While not involving a long range shot, my last hunt sure was interesting. It involved a hunt on Sunday Island at the Para Park Game Reserve in Victoria. Membership of this organization offers the hunter the chance to hunt free range Hog deer and Fallow deer on a coastal Island in Victoria.
The Island is divided up into hunting blocks and hunters draw a block for a two or three day hunt. After every one has had a hunt members may draw another period until the set quota of deer have been taken. My hunt was drawn for the 4th and 5th of April and I arrived on the Island with heavy rain and strong wind. Not ideal Hog deer hunting weather as they hate these cold conditions.
The morning of the 4th I was up early and was greeted to a fine day but with still a strong westerly wind blowing. As I didn’t want the deer to smell me I approached my stand from down wind. This involved me putting on waders and to wade through knee deep water and mud for 1000 yards. This ensured that the deer were not aware of my approach to the stand.
Once in the stand I sat there for 10 hours waiting for the deer to come out of the thick Tea tree scrub. Although I saw lots of wildlife, not a deer showed itself. At 6pm I gave up the stand and decided to still hunt up along a belt of Tea tree about 1200 yards long. The deer pop out along this scrub to feed late in the day and I hoped to catch one out feeding.
After a hour and with only 30 minutes of legal shooting light left I reached a high seat that consisted of a single pole 6m high with a ladder up one side and a small seat on top. I climbed up and used my Bushnell 7x50 “permafocus” binoculars to look about and right away saw two Hog deer stags feeding at a range of about 300 yards. Neither was a real big stag so I watched them for a few minutes until another hunter fired a shot on another block, The stags decided to take cover but another smaller one soon appeared in the same spot. I wanted either a Trophy stag or a hind for meat so the small stag was safe.

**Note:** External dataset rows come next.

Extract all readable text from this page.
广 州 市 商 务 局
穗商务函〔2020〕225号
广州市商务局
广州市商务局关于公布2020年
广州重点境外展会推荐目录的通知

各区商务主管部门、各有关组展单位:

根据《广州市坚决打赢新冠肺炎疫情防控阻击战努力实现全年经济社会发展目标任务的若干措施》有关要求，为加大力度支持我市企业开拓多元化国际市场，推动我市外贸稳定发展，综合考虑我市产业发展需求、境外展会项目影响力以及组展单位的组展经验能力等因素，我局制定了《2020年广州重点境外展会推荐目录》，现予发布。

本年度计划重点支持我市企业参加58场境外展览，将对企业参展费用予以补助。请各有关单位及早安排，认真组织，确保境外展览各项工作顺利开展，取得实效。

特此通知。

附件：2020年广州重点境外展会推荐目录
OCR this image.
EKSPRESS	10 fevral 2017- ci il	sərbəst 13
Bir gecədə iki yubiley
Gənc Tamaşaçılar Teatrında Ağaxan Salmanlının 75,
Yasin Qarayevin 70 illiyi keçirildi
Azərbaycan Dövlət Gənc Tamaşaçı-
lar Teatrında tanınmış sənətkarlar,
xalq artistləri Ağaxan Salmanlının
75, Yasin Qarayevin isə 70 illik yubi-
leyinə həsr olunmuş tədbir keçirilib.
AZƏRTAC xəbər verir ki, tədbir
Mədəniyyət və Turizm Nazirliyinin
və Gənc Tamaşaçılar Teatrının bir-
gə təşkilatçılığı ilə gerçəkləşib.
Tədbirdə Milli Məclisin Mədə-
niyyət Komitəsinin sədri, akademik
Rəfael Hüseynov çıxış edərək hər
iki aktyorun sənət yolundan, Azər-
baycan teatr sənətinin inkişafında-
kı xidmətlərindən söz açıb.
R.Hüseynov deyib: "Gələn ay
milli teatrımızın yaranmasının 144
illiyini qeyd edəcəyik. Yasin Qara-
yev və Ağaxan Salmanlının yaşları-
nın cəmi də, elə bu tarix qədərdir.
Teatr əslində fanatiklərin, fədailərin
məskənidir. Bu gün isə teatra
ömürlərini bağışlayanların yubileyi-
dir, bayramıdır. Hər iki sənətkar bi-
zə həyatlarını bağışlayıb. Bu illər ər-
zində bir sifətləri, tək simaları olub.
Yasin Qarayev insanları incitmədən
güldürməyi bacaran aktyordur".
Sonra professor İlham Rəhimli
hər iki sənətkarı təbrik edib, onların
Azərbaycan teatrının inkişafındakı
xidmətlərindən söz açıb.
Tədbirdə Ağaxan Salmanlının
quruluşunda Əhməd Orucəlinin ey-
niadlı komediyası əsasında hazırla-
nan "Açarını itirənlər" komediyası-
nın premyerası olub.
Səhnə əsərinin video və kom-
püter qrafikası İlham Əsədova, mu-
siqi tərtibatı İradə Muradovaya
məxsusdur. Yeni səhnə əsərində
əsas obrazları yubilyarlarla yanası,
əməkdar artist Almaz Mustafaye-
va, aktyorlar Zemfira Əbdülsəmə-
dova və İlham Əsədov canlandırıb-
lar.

With only five minutes of legal shooting time left, out of the gloom appeared a very good stag on the scrub edge at 90 yards. He was looking right at me sitting on top of my post like an apple on a stick so it was a test of who was quickest, him or me?
I raised the rifle, leaned back into the seat and as the cross hair settled behind his shoulder on his chest, I fired and was rewarded with the sound of a solid hit. The 100 grain Nosler B.T. out of my 25-06 is a reliable combo on these small deer. This shot left a two inch exit hole in the off side ribs with no loss of meat due to the side on shot.